This year had no shortage of amazing games that I knew I would love and put countless hours into. However, there were also a few games I never thought I'd even play, which turned out to be among my favorites.

Dead Island
When I first heard of Dead Island, I was instantly intrigued. An open-world survival/horror format is exactly what I had been waiting for in a zombie game. When I got the chance to sit in on a demo of the game nearly a year before it came out, I went into the meeting with high hopes.

Those hopes were quickly dashed when the developer revealed the combat was melee-focused. Suddenly, none of the other interesting-sounding aspects of the game mattered to me. A zombie apocalypse where you're stuck using oars and broomsticks to kill zombies? Lame. Add to that a rough demo (it was still an early build of the game), and I walked away thinking the title had potential, but it wasn't really on my radar anymore.

Eight months later I played some Dead Island co-op with Tim while he was working on his review and was blown away by what the game had evolved into. The detailed environments were massive and encouraged exploration, and the melee combat that I had scoffed at was visceral, nuanced, and supremely satisfying.

Best of all, zombies are once again formidable foes, which make them as scary as they are deadly. Stumble into a lone undead corpse, and you're probably okay, but if there's more than a few, you'd better run for your life. In most zombie games the undead are weapon fodder, but Dead Island reintroduces players to the "survival" side of survival horror.

Dead Island wasn't a perfect game by any means, but it's probably my favorite zombie game of all time. In a way, I'm glad it fell off of my radar so that I could go into it without any real expectations. For better or worse, the same wouldn't be true for a Dead Island sequel – which is something I'm praying Techland is working on.

Dark Souls
When I first heard about Demon's Souls, I thought it sounded stupid. Some people feel the need to play punishingly hard games in an attempt prove their worth as gamers, but not me. Long ago I stopped butting my head up against games that are too difficult – if I struggle with a game to the point where I'm more frustrated than entertained by it, I either turn the difficulty down or stop playing. In contrast, the community that formed around Demon's Souls sounded downright masochistic. I didn't think twice about skipping it.

Dark Souls was also on my list of games to not give a crap about, but it had one intriguing twist that its predecessor lacked: it was open-world. It also came out a month before Skyrim, and I was craving a large-scale RPG to sink my teeth into. So, I took a chance on a game I would have otherwise never played. I'm extremely glad I did, though I wasn't at first.

At first I hated Dark Souls. The notorious difficulty lived up to its reputation, and the perfect storm of death penalties (you lose your progress, souls – which serve as your currency and XP, and all of your enemies respawn) abruptly ended my first night of play in a flurry of obscenities.

But the next day I wanted to play more. Returning to the game, I triumphed over the previous night's obstacle (that stupid bridge monster), only to have my will crushed and night ruined again by another overpowered foe (that stupid armored boar). The game wasn't just difficult – the core structure felt totally broken.

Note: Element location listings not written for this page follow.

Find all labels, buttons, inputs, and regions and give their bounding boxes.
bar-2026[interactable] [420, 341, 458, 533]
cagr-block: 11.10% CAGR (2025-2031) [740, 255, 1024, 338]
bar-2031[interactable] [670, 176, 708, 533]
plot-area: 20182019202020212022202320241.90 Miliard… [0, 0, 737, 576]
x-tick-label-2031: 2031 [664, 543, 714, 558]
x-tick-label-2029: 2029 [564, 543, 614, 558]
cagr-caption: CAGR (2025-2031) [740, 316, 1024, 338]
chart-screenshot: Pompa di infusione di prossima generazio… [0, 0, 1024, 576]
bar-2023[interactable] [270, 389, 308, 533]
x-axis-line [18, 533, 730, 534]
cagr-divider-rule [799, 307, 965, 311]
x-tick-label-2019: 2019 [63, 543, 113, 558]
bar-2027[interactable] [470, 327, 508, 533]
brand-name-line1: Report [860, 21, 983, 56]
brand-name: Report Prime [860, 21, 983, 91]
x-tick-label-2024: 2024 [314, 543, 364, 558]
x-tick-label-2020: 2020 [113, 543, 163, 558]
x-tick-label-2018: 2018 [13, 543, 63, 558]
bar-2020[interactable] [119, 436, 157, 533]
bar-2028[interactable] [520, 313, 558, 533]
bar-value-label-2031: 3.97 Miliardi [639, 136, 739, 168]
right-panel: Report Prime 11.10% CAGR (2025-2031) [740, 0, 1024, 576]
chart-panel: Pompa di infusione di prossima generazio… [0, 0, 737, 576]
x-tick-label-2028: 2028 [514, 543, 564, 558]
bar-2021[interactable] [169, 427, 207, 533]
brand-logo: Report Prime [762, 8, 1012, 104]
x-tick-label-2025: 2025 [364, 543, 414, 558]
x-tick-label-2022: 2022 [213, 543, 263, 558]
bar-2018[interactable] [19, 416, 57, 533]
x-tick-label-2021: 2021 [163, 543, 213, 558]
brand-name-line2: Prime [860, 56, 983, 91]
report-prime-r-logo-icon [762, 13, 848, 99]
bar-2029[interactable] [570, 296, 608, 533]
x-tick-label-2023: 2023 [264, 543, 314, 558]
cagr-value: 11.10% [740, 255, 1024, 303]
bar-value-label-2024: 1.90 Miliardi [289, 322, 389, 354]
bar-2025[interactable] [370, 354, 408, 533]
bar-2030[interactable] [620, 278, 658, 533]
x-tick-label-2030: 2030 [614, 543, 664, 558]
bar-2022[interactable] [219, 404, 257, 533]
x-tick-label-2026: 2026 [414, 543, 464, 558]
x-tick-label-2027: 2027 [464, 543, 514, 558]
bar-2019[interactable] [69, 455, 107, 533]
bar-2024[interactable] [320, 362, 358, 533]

And yet like Bill Murray in Groundhog's Day, I awoke the following day destined to do it all over again. But by that point something had clicked. I was playing the game differently (more cautiously and deliberately than any other action game), I had conquered a small section of Dark Souls' world, and I was no longer put off by the challenge, but enthralled by it. I still think the soul system breaks the game somewhat, but my enjoyment of Dark Souls now vastly outweighs my frustration with it, and I look forward to (and slightly dread) spending many more hours in From Software's creative and memorable world.